Gtx 470/480 - 2.4 pre beta speed

Tue Jan 18, 2011 10:05 am

Could somebody plz put here perf. difference between 2.4 and 2.3 on gtx 470 or gtx 480 ?

Wed Jan 19, 2011 10:05 am

Here are some tests..
And yes there is a speed improvement

Wed Jan 19, 2011 10:59 am

**STK** wrote:Here are some tests..
And yes there is a speed improvement

alpha shadows off ?

Wed Jan 19, 2011 12:07 pm

Yes. I just open the OctaneBenchmark scene and hit render

Wed Jan 19, 2011 12:20 pm

Directlighting mode not Pathtracing for now
I will test it with pathtracing to.

Wed Jan 19, 2011 12:46 pm

Ok here are the results with pathtracing..
Still there is speed improovement in both cases with and without alphashadows.

Wed Jan 19, 2011 1:05 pm

gtx470 has speed improvement about 20% with same number of CUDA cores,
gtx460 has speed improvement about 20% with 112 added cores

it does not make sense to me...

Wed Jan 19, 2011 1:16 pm

oswald wrote:gtx470 has speed improvement about 20% with same number of CUDA cores,
gtx460 has speed improvement about 20% with 112 added cores

it does not make sense to me...

+1

Wed Jan 19, 2011 1:44 pm

We found out why. It is because GTX 460 (GF 104) has different architecture. Look here:

http://www.anandtech.com/show/3809/nvid ... 200-king/2

One thing we haven’t discussed up until now is how an SM is internally divided up for the purposes of executing instructions. Since the introduction of G80 in 2006, the size of a warp has stayed constant at 32 threads wide. For Fermi, a warp is executed over 2 (or more) clocks of the CUDA cores – 16 threads are processed and then the other 16 threads in that warp are processed. For full SM utilization, all threads must be running the same instruction at the same time. For these reasons a SM is internally divided up in to a number of execution units that a single dispatch unit can dispatch work to:

16 CUDA cores (#1)
16 CUDA cores (#2)
16 Load/Store Units
16 Interpolation SFUs (not on NVIDIA's diagrams)
4 Special Function SFUs
4 Texture Units
With 2 warp scheduler/dispatch unit pairs in each SM, GF100 can utilize at most 2 of 6 execution units at any given time. It’s also because of the SM being divided up like this that it was possible for NVIDIA to add to it. GF104 in comparison has the following:

16 CUDA cores (#1)
16 CUDA cores (#2)
16 CUDA cores (#3)
16 Load/Store Units
16 Interpolation SFUs (not on NVIDIA's diagrams)
8 Special Function SFUs
8 Texture Units
This gives GF104 a total of 7 execution units, the core of which are the 3 blocks of 16 CUDA cores.

picture

With 2 warp schedulers, GF100 could put all 32 CUDA cores to use if it had 2 warps where both required the use of CUDA cores. With GF104 this gets more complex since there are now 3 blocks of CUDA cores but still only 2 warp schedulers. So how does NVIDIA feed 3 blocks of CUDA cores with only 2 warp schedulers? They go superscalar.

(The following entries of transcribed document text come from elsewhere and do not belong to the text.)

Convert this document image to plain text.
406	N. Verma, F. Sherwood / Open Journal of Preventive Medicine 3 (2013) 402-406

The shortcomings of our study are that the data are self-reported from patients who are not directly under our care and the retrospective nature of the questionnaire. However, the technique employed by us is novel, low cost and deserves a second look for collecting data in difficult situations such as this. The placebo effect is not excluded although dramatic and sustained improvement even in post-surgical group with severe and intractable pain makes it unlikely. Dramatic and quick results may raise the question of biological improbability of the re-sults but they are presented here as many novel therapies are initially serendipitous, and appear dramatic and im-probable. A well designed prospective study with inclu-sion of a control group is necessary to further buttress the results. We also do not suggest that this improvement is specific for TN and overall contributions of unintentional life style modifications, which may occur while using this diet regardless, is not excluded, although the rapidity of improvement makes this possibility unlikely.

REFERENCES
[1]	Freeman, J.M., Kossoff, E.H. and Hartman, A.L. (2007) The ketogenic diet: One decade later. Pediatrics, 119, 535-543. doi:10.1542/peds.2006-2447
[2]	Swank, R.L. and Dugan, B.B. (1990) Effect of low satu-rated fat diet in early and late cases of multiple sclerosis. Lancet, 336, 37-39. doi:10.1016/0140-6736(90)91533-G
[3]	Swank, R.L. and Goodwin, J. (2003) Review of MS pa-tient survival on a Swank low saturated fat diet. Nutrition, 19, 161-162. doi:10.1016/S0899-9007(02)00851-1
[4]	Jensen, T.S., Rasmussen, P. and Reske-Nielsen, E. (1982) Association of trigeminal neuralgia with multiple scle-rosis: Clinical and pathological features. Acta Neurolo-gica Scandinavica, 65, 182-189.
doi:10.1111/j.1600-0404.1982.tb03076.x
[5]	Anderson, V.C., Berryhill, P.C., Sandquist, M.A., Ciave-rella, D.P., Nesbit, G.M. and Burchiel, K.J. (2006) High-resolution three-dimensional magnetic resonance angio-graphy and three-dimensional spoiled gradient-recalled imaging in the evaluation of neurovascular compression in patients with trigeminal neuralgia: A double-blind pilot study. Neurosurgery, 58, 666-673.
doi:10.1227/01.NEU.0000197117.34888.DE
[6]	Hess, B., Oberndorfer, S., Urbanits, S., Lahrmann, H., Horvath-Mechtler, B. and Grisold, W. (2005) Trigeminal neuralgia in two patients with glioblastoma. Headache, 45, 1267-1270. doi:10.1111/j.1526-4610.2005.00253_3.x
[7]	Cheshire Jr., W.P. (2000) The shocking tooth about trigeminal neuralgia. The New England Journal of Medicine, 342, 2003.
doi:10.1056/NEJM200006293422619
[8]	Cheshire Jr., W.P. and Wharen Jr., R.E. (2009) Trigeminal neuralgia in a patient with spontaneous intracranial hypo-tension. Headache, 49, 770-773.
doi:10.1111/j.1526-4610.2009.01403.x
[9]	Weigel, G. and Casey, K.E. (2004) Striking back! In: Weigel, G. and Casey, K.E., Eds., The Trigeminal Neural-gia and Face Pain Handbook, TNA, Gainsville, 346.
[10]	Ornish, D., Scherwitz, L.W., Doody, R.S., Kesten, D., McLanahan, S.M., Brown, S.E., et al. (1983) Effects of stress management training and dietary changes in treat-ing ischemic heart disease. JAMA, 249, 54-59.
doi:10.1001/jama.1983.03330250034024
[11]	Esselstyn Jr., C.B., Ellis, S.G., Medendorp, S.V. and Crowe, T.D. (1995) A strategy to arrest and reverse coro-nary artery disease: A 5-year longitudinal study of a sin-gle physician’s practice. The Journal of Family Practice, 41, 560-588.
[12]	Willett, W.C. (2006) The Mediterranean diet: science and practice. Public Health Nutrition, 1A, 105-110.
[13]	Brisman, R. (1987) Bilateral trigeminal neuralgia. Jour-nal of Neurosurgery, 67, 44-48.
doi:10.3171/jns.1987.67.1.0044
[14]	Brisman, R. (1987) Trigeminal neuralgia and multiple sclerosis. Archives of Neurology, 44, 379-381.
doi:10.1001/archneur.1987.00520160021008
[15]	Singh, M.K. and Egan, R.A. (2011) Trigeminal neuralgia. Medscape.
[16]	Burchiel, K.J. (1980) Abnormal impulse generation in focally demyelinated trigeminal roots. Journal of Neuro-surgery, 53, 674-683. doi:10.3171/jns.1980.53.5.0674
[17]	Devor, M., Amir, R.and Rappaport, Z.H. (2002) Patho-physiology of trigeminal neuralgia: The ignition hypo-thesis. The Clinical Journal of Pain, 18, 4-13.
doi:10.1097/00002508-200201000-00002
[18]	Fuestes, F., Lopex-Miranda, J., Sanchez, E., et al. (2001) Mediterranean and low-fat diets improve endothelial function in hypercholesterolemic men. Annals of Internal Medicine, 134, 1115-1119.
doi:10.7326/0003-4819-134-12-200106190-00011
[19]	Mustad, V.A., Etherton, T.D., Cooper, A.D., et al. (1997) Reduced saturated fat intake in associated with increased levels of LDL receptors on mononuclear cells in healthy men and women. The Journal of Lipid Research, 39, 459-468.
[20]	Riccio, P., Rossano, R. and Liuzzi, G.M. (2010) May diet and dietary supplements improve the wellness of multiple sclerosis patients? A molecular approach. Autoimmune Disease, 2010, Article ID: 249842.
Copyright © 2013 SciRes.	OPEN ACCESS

In a nutshell, superscalar execution is a method of extracting Instruction Level Parallelism from a thread. If the next instruction in a thread is not dependent on the previous instruction, it can be issued to an execution unit for completion at the same time as the instruction preceding it. There are several ways to extract ILP from a workload, with superscalar operation being something that modern CPUs have used as far back as the original Pentium to improve performance. For NVIDIA however this is new – they were previously unable to use ILP and instead focused on Thread Level Parallelism (TLP) to ensure that there were enough warps to keep a GPU occupied.

So, GTX 460 has another 16 CUDA cores in one block but efficiency of theese cores is dependent on character of the application (like intel Hyper-threading in Games is almost useless)

RESULT: CUDA 3.2 only showing another 112 cores, but only showing, this architecture cannot us all 3 blocks in this version octane, maybe radiance will find out how to do it

Thu Jan 20, 2011 4:06 am

Wow thanks for the info.
On the topic of cards. Tigerdirect has GTX 460 on sale for $109 USD.
I recently bought a system with GTX480 and am waiting for it to arrive. Can i use the 460 with a 480 in SLI mode.